Cancer survivors at higher health complication risk: MIO director

MIO director


In the past three months the world has been going through severe apprehension due to the pandemic of coronavirus (2019-nCoV) or the severe acute respiratory syndrome coronavirus 2 (SARS-CoV-2). The virus that emerged during November end last year at Wuhan City of Hubei province of China has now spread to the rest of the world. As on April 6 in India, 4,067 cases were detected, of which 110 succumbed to the infection.

Coronavirus induced disease is transmitted by inhalation or contact with infected droplets and the incubation period (time from inhalation to symptoms of illness) ranges from 2 to 14 days. The clinical features of COVID-19 are varied, ranging from an asymptomatic state to acute respiratory distress syndrome and multi-organ dysfunction. The common clinical features include fever (not in all), cough, sore throat, headache, fatigue, myalgia and breathlessness. Conjunctivitis has also been described. Thus, they are indistinguishable from other respiratory infections like the common flue. The only way corona can be distinguished from flu and other seasonal respiratory ailments is by the use of viral-specific sophisticated tests (RT-PCR or antigen-based) from the swabs/washings collected from the nasopharyngeal and/or throat region of the suspected individuals.
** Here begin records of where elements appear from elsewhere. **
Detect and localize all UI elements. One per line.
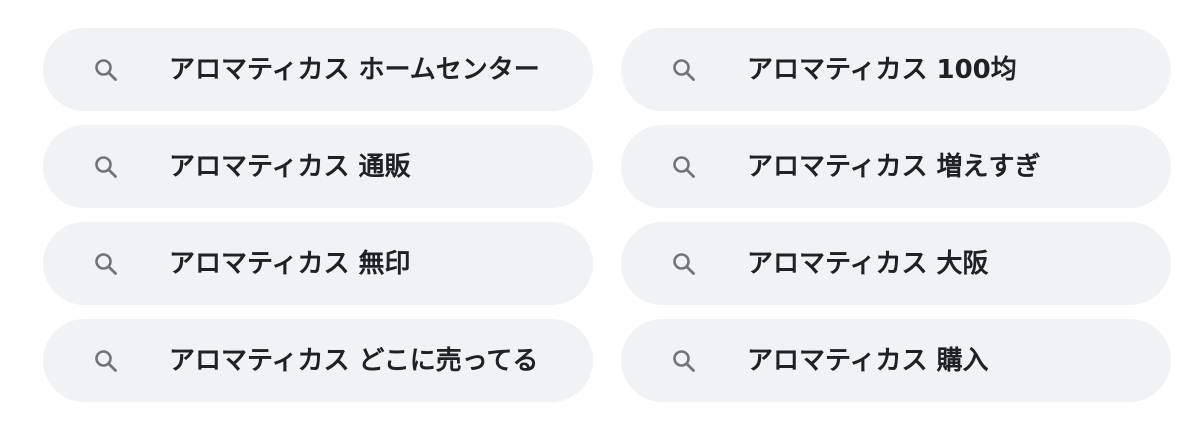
related-search-label: アロマティカス 無印 <box>169 248 411 279</box>
search-icon <box>671 154 697 180</box>
related-search-chip[interactable]: アロマティカス 購入 <box>621 319 1171 402</box>
related-search-label: アロマティカス 大阪 <box>747 248 989 279</box>
related-search-chip[interactable]: アロマティカス 100均 <box>621 28 1171 111</box>
search-icon <box>93 57 119 83</box>
related-search-label: アロマティカス 購入 <box>747 345 989 376</box>
search-icon <box>93 154 119 180</box>
related-search-chip[interactable]: アロマティカス 増えすぎ <box>621 125 1171 208</box>
search-icon <box>671 57 697 83</box>
related-search-chip[interactable]: アロマティカス どこに売ってる <box>43 319 593 402</box>
related-searches-grid: アロマティカス ホームセンター アロマティカス 100均 アロマティカス 通販 … <box>43 28 1171 402</box>
related-search-label: アロマティカス 100均 <box>747 54 1017 85</box>
related-search-label: アロマティカス 増えすぎ <box>747 151 1041 182</box>
related-search-chip[interactable]: アロマティカス ホームセンター <box>43 28 593 111</box>
search-icon <box>671 251 697 277</box>
search-icon <box>93 251 119 277</box>
search-icon <box>671 348 697 374</box>
related-search-label: アロマティカス 通販 <box>169 151 411 182</box>
related-search-chip[interactable]: アロマティカス 通販 <box>43 125 593 208</box>
related-search-label: アロマティカス ホームセンター <box>169 54 540 85</box>
related-search-label: アロマティカス どこに売ってる <box>169 345 539 376</box>
search-icon <box>93 348 119 374</box>
related-search-chip[interactable]: アロマティカス 無印 <box>43 222 593 305</box>
related-search-chip[interactable]: アロマティカス 大阪 <box>621 222 1171 305</box>
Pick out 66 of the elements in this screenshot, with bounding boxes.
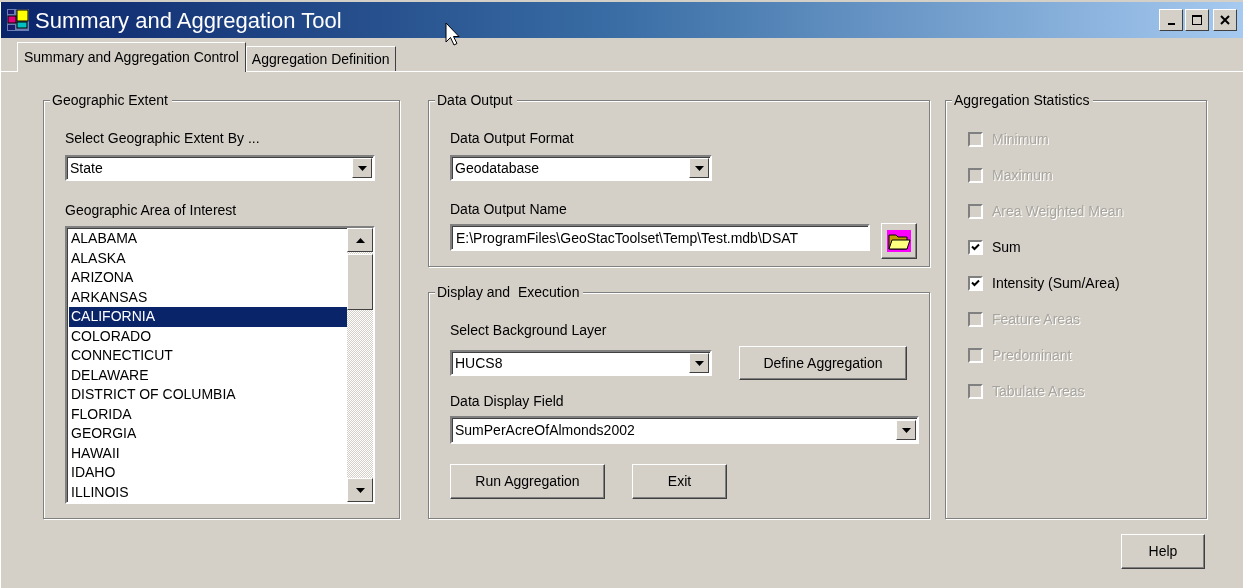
field-label: Geographic Area of Interest — [65, 201, 238, 219]
group-title: Aggregation Statistics — [952, 91, 1094, 109]
field-label: Data Output Format — [450, 129, 575, 147]
minimize-icon — [1167, 23, 1175, 25]
browse-button[interactable] — [881, 223, 917, 259]
list-item[interactable]: FLORIDA — [69, 404, 347, 424]
list-item[interactable]: CONNECTICUT — [69, 346, 347, 366]
help-button[interactable]: Help — [1121, 534, 1205, 569]
list-item[interactable]: GEORGIA — [69, 424, 347, 444]
tab[interactable]: Aggregation Definition — [245, 46, 396, 71]
caret-down-icon — [694, 360, 704, 366]
dropdown-arrow-button[interactable] — [689, 353, 709, 373]
define-aggregation-button[interactable]: Define Aggregation — [739, 346, 907, 380]
caret-down-icon — [694, 165, 704, 171]
exit-button[interactable]: Exit — [632, 464, 727, 499]
group-title: Display and Execution — [435, 283, 584, 301]
caret-down-icon — [357, 165, 367, 171]
dropdown-arrow-button[interactable] — [689, 158, 709, 178]
caret-up-icon — [355, 237, 365, 243]
dropdown-arrow-button[interactable] — [896, 420, 916, 440]
field-label: Data Output Name — [450, 200, 568, 218]
list-item[interactable]: DISTRICT OF COLUMBIA — [69, 385, 347, 405]
maximize-button[interactable] — [1185, 9, 1209, 31]
list-item[interactable]: ILLINOIS — [69, 482, 347, 502]
scroll-down-button[interactable] — [347, 478, 373, 502]
checkbox-label: Sum — [992, 237, 1021, 257]
scroll-thumb[interactable] — [347, 254, 373, 310]
window-title: Summary and Aggregation Tool — [35, 6, 342, 35]
list-item[interactable]: ARIZONA — [69, 268, 347, 288]
list-item[interactable]: ARKANSAS — [69, 287, 347, 307]
list-item[interactable]: IDAHO — [69, 463, 347, 483]
list-item[interactable]: COLORADO — [69, 326, 347, 346]
run-aggregation-button[interactable]: Run Aggregation — [450, 464, 605, 499]
input-field[interactable]: E:\ProgramFiles\GeoStacToolset\Temp\Test.mdb\DSAT — [450, 224, 870, 251]
list-item[interactable]: HAWAII — [69, 443, 347, 463]
check-icon — [971, 243, 980, 251]
caret-down-icon — [901, 427, 911, 433]
dropdown[interactable]: Geodatabase — [450, 155, 712, 181]
dropdown[interactable]: State — [65, 155, 375, 181]
folder-icon — [887, 230, 911, 252]
caret-down-icon — [355, 487, 365, 493]
maximize-icon — [1191, 14, 1203, 26]
check-icon — [971, 279, 980, 287]
list-item[interactable]: ALASKA — [69, 248, 347, 268]
minimize-button[interactable] — [1159, 9, 1183, 31]
group-title: Geographic Extent — [50, 91, 172, 109]
list-item[interactable]: ALABAMA — [69, 229, 347, 249]
field-label: Select Geographic Extent By ... — [65, 129, 261, 147]
list-item[interactable]: DELAWARE — [69, 365, 347, 385]
tab[interactable]: Summary and Aggregation Control — [17, 42, 246, 72]
close-button[interactable] — [1213, 9, 1237, 31]
checkbox-label: Intensity (Sum/Area) — [992, 273, 1120, 293]
field-label: Data Display Field — [450, 392, 565, 410]
list-box[interactable]: ALABAMA ALASKA ARIZONA ARKANSAS CALIFORNIA COLORADO CONNECTICUT DELAWARE DISTRICT OF COLUMBIA FLORIDA GEORGIA HAWAII IDAHO ILLINOIS — [65, 226, 375, 504]
dropdown[interactable]: SumPerAcreOfAlmonds2002 — [450, 416, 919, 444]
app-icon — [7, 9, 29, 31]
field-label: Select Background Layer — [450, 321, 608, 339]
checkbox[interactable] — [968, 239, 983, 255]
scroll-up-button[interactable] — [347, 228, 373, 252]
checkbox[interactable] — [968, 275, 983, 291]
mouse-cursor-icon — [445, 22, 461, 48]
dropdown[interactable]: HUCS8 — [450, 350, 712, 376]
close-icon — [1219, 14, 1231, 26]
scrollbar[interactable] — [347, 228, 373, 502]
dropdown-arrow-button[interactable] — [352, 158, 372, 178]
list-item[interactable]: CALIFORNIA — [69, 307, 347, 327]
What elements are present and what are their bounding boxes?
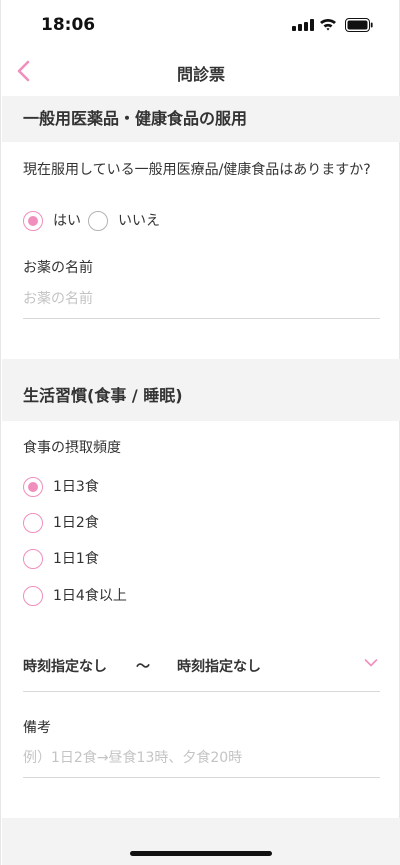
wifi-icon [320, 18, 336, 31]
radio-no[interactable] [88, 211, 108, 231]
radio-no-label[interactable]: いいえ [118, 211, 160, 231]
chevron-down-icon[interactable] [364, 658, 378, 668]
medicine-name-label: お薬の名前 [23, 260, 93, 276]
time-to[interactable]: 時刻指定なし [177, 656, 261, 676]
radio-meal-2-label[interactable]: 1日2食 [53, 513, 99, 533]
time-from[interactable]: 時刻指定なし [23, 656, 107, 676]
radio-meal-3-label[interactable]: 1日3食 [53, 477, 99, 497]
radio-meal-1-label[interactable]: 1日1食 [53, 549, 99, 569]
radio-meal-4plus[interactable] [23, 586, 43, 606]
section-header-lifestyle: 生活習慣(食事 / 睡眠) [2, 359, 400, 421]
time-separator: 〜 [136, 659, 150, 675]
status-bar: 18:06 [1, 0, 400, 50]
radio-yes[interactable] [23, 211, 43, 231]
medicine-name-input[interactable]: お薬の名前 [23, 288, 380, 319]
signal-icon [292, 19, 314, 31]
section-header-otc: 一般用医薬品・健康食品の服用 [2, 96, 400, 142]
radio-meal-3[interactable] [23, 477, 43, 497]
radio-meal-1[interactable] [23, 549, 43, 569]
notes-input[interactable]: 例）1日2食→昼食13時、夕食20時 [23, 747, 380, 778]
screen: 18:06 問診票 一般用医薬品・健康食品の服用 現在服用している一般用医療品/… [0, 0, 400, 865]
home-indicator[interactable] [130, 851, 272, 856]
time-range-select[interactable]: 時刻指定なし 〜 時刻指定なし [23, 656, 380, 692]
page-title: 問診票 [176, 65, 225, 84]
footer-area [2, 818, 400, 865]
battery-icon [345, 18, 373, 32]
otc-question: 現在服用している一般用医療品/健康食品はありますか? [23, 162, 371, 178]
nav-bar: 問診票 [1, 50, 400, 92]
radio-meal-4plus-label[interactable]: 1日4食以上 [53, 586, 127, 606]
meal-frequency-label: 食事の摂取頻度 [23, 440, 121, 456]
notes-label: 備考 [23, 720, 51, 736]
radio-meal-2[interactable] [23, 513, 43, 533]
radio-yes-label[interactable]: はい [53, 211, 81, 231]
status-time: 18:06 [41, 15, 96, 35]
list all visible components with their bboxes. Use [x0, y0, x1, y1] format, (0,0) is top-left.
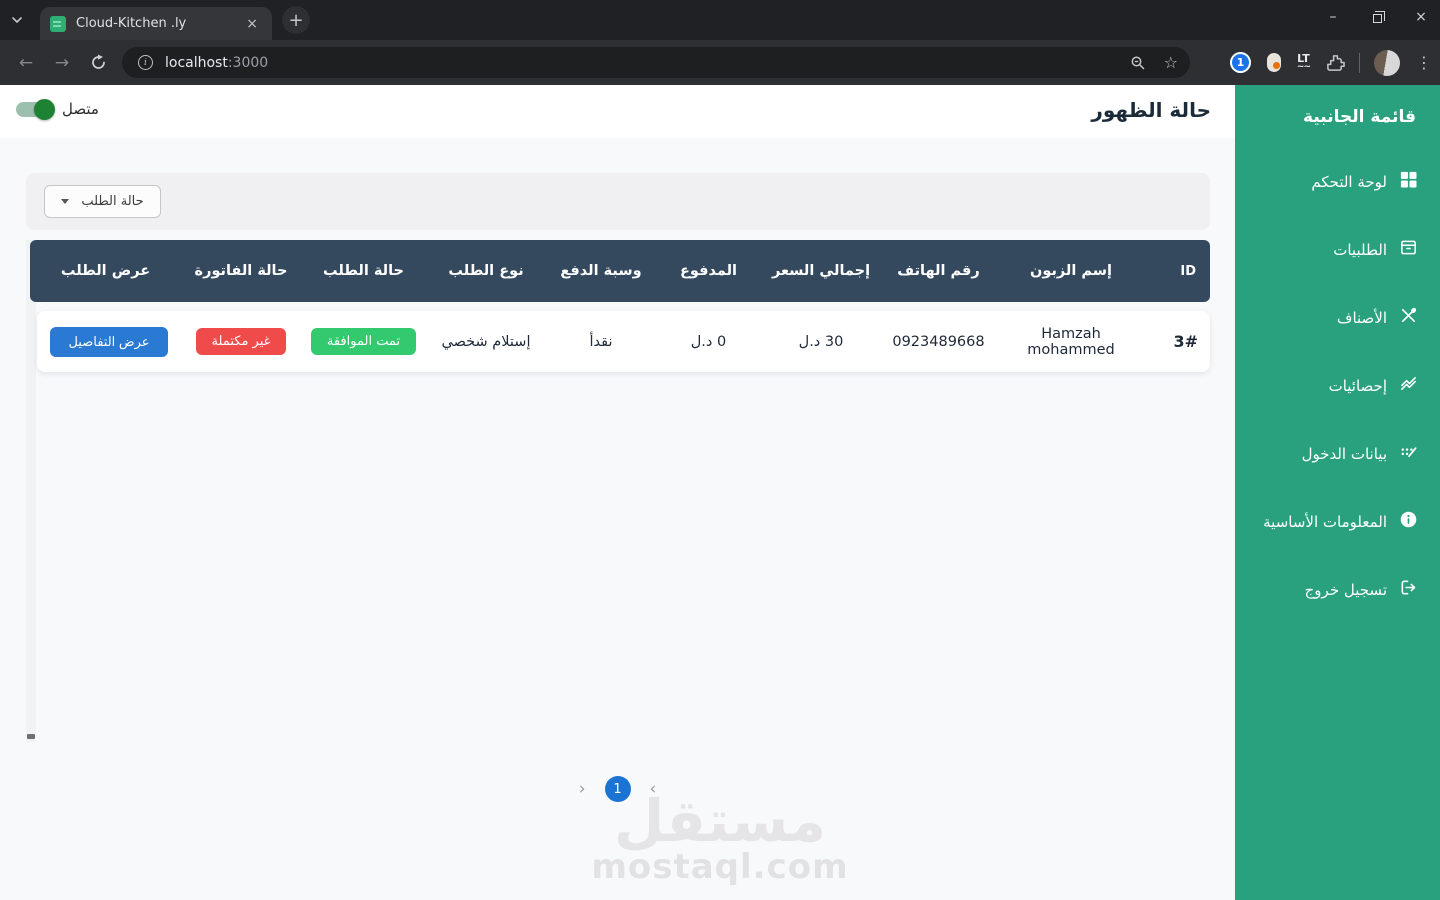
- view-order-cell: عرض التفاصيل: [37, 326, 181, 357]
- address-bar[interactable]: i localhost:3000 ☆: [122, 47, 1190, 78]
- tab-title: Cloud-Kitchen .ly: [76, 16, 187, 31]
- reload-button[interactable]: [86, 51, 110, 75]
- customer-name-cell: Hamzah mohammed: [1027, 325, 1115, 358]
- sidebar-item-dashboard[interactable]: لوحة التحكم: [1235, 158, 1440, 205]
- browser-tab-strip: Cloud-Kitchen .ly × + – ×: [0, 0, 1440, 40]
- sidebar-item-label: الأصناف: [1336, 308, 1387, 327]
- zoom-magnifier-icon[interactable]: [1130, 55, 1146, 71]
- minimize-button[interactable]: –: [1322, 6, 1344, 28]
- scrollbar-thumb[interactable]: [27, 734, 35, 739]
- pagination-prev-chevron-icon[interactable]: ‹: [650, 780, 657, 798]
- order-status-badge: تمت الموافقة: [310, 328, 417, 355]
- order-type-cell: إستلام شخصي: [441, 333, 531, 350]
- tab-search-chevron-icon[interactable]: [10, 12, 30, 28]
- column-header-customer: إسم الزبون: [1030, 263, 1112, 279]
- column-header-payment: وسبة الدفع: [560, 263, 642, 279]
- sidebar-item-label: الطلبيات: [1333, 240, 1387, 259]
- info-icon: [1399, 510, 1418, 533]
- pagination-page-1[interactable]: 1: [604, 776, 631, 802]
- close-window-button[interactable]: ×: [1410, 6, 1432, 28]
- pagination: › 1 ‹: [0, 776, 1235, 802]
- invoice-status-cell: غير مكتملة: [181, 328, 301, 355]
- column-header-paid: المدفوع: [679, 263, 737, 279]
- window-controls: – ×: [1322, 6, 1432, 28]
- browser-menu-kebab-icon[interactable]: ⋮: [1408, 53, 1440, 72]
- column-header-id: ID: [1180, 263, 1196, 279]
- sidebar-item-logout[interactable]: تسجيل خروج: [1235, 566, 1440, 613]
- browser-toolbar: ← → i localhost:3000 ☆ 1 LT ~~ ⋮: [0, 40, 1440, 85]
- url-port: :3000: [227, 54, 269, 71]
- dashboard-icon: [1399, 170, 1418, 193]
- restore-icon: [1372, 10, 1385, 23]
- browser-tab[interactable]: Cloud-Kitchen .ly ×: [40, 7, 272, 40]
- orders-icon: [1399, 238, 1418, 261]
- table-row: 3# Hamzah mohammed 0923489668 30 د.ل 0 د…: [37, 311, 1210, 372]
- toggle-knob-icon: [34, 98, 55, 120]
- column-header-view-order: عرض الطلب: [60, 263, 151, 279]
- page-info-icon[interactable]: i: [138, 55, 153, 70]
- sidebar-item-categories[interactable]: الأصناف: [1235, 294, 1440, 341]
- bookmark-star-icon[interactable]: ☆: [1164, 53, 1178, 72]
- new-tab-button[interactable]: +: [282, 6, 310, 34]
- tab-close-icon[interactable]: ×: [242, 16, 262, 32]
- extensions-puzzle-icon[interactable]: [1326, 53, 1345, 72]
- online-toggle-label: متصل: [62, 100, 99, 118]
- order-status-filter-select[interactable]: حالة الطلب: [44, 185, 161, 218]
- extensions-area: 1 LT ~~ ⋮: [1222, 40, 1440, 85]
- sidebar-item-label: إحصائيات: [1328, 376, 1387, 395]
- column-header-total: إجمالي السعر: [771, 263, 871, 279]
- logout-icon: [1399, 578, 1418, 601]
- languagetool-extension-icon[interactable]: LT ~~: [1297, 53, 1311, 72]
- profile-avatar[interactable]: [1374, 49, 1400, 76]
- categories-utensils-icon: [1399, 306, 1418, 329]
- forward-button[interactable]: →: [50, 51, 74, 75]
- restore-button[interactable]: [1366, 6, 1388, 28]
- sidebar-item-label: بيانات الدخول: [1301, 444, 1387, 463]
- sidebar-item-credentials[interactable]: بيانات الدخول: [1235, 430, 1440, 477]
- toolbar-separator: [1359, 52, 1360, 73]
- sidebar: قائمة الجانبية لوحة التحكم الطلبيات الأص…: [1235, 85, 1440, 900]
- column-header-order-status: حالة الطلب: [323, 263, 404, 279]
- view-details-button[interactable]: عرض التفاصيل: [50, 326, 168, 357]
- sidebar-item-label: المعلومات الأساسية: [1263, 512, 1387, 531]
- online-toggle-group: متصل: [16, 98, 99, 120]
- total-price-cell: 30 د.ل: [798, 333, 844, 350]
- paid-amount-cell: 0 د.ل: [690, 333, 727, 350]
- column-header-order-type: نوع الطلب: [448, 263, 524, 279]
- column-header-phone: رقم الهاتف: [897, 263, 980, 279]
- sidebar-title: قائمة الجانبية: [1303, 107, 1416, 127]
- onepassword-extension-icon[interactable]: 1: [1229, 52, 1251, 73]
- sidebar-item-basic-info[interactable]: المعلومات الأساسية: [1235, 498, 1440, 545]
- page-title: حالة الظهور: [1091, 98, 1211, 122]
- sidebar-item-label: لوحة التحكم: [1311, 172, 1387, 191]
- invoice-status-badge: غير مكتملة: [195, 328, 287, 355]
- statistics-icon: [1399, 374, 1418, 397]
- url-host: localhost: [165, 54, 228, 71]
- sidebar-item-orders[interactable]: الطلبيات: [1235, 226, 1440, 273]
- table-header-row: ID إسم الزبون رقم الهاتف إجمالي السعر ال…: [30, 240, 1210, 302]
- column-header-invoice-status: حالة الفاتورة: [194, 263, 288, 279]
- table-scrollbar[interactable]: [26, 240, 36, 742]
- phone-cell: 0923489668: [892, 333, 985, 350]
- filter-select-label: حالة الطلب: [81, 194, 144, 209]
- online-toggle[interactable]: [16, 98, 55, 120]
- chevron-down-icon: [61, 199, 70, 204]
- order-id-cell: 3#: [1173, 332, 1198, 351]
- filter-bar: حالة الطلب: [26, 173, 1210, 230]
- pagination-next-chevron-icon[interactable]: ›: [579, 780, 586, 798]
- back-button[interactable]: ←: [14, 51, 38, 75]
- sidebar-item-statistics[interactable]: إحصائيات: [1235, 362, 1440, 409]
- sidebar-item-label: تسجيل خروج: [1304, 580, 1387, 599]
- order-status-cell: تمت الموافقة: [301, 328, 426, 355]
- page-header: حالة الظهور متصل: [0, 85, 1235, 138]
- credentials-icon: [1399, 442, 1418, 465]
- orange-dot-extension-icon[interactable]: [1266, 53, 1281, 72]
- payment-method-cell: نقدأ: [589, 333, 613, 350]
- main-content: حالة الظهور متصل حالة الطلب ID إسم الزبو…: [0, 85, 1235, 900]
- site-favicon-icon: [50, 15, 66, 32]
What makes corona dangerous is that in a subset of patients, by the end of the first week the disease can progress to pneumonia, respiratory failure and death. This progression is associated with extreme inflammation especially in the lungs. The median time from onset of symptoms to shortness of breath was about 5 days, hospitalization 7 days and acute respiratory distress syndrome (ARDS) 8 days. The need for intensive care admission was in 25–30% of the affected patients. Complications witnessed included acute lung injury, ARDS, shock and acute kidney injury. Recovery starts in the second or third week. The median duration of hospital stay in those who recovered was 10 days. Adverse outcomes and death are more common in the elderly and those with underlying co-morbidities like asthma, diabetes, hypertension, kidney ailments, HIV, tuberculosis and cancer (50–75% of fatal cases). The fatality rate in hospitalized adult patients ranges from 4 to 11%.

Coronavirus and its impact on patients with cancer

Cancer, a group of diseases involving abnormal cell growth with the potential to invade or spread to other parts of the body is today the world’s second-most killer disease. When compared to a healthy individual cancer itself may weaken the immune system and are immune-compromised’. The primary role of the immune system is to help fight infection. From a terminological perspective ‘immune-compromised’ refers to individuals whose immune system is considered weaker, more impaired, or less robust than that of the average healthy adult. Further, chemotherapy and radiation used to control cancer can severely debilitate the immune system. Individuals with compromised immune systems are at a higher risk of getting infections, including viral infections such as COVID-19.

Patients with cancer may be at a greater risk of being immune-compromised depending on the type of cancer they have, the type of treatment they receive, other health conditions, and their age. The risk of being immune-compromised is the highest during the time of active treatment for cancer, such as during treatment with chemotherapy. There is no specific test to determine if a person is immune-compromised, although findings such as low white blood cell counts or low levels of antibodies (also called immunoglobulins) in the blood are likely to indicate an immune-compromised state. Coronavirus affects people with a very severely debilitated immune system and it is in this context that care needs to be taken by patients undergoing treatment for cancer and also the survivors who have completed their treatment.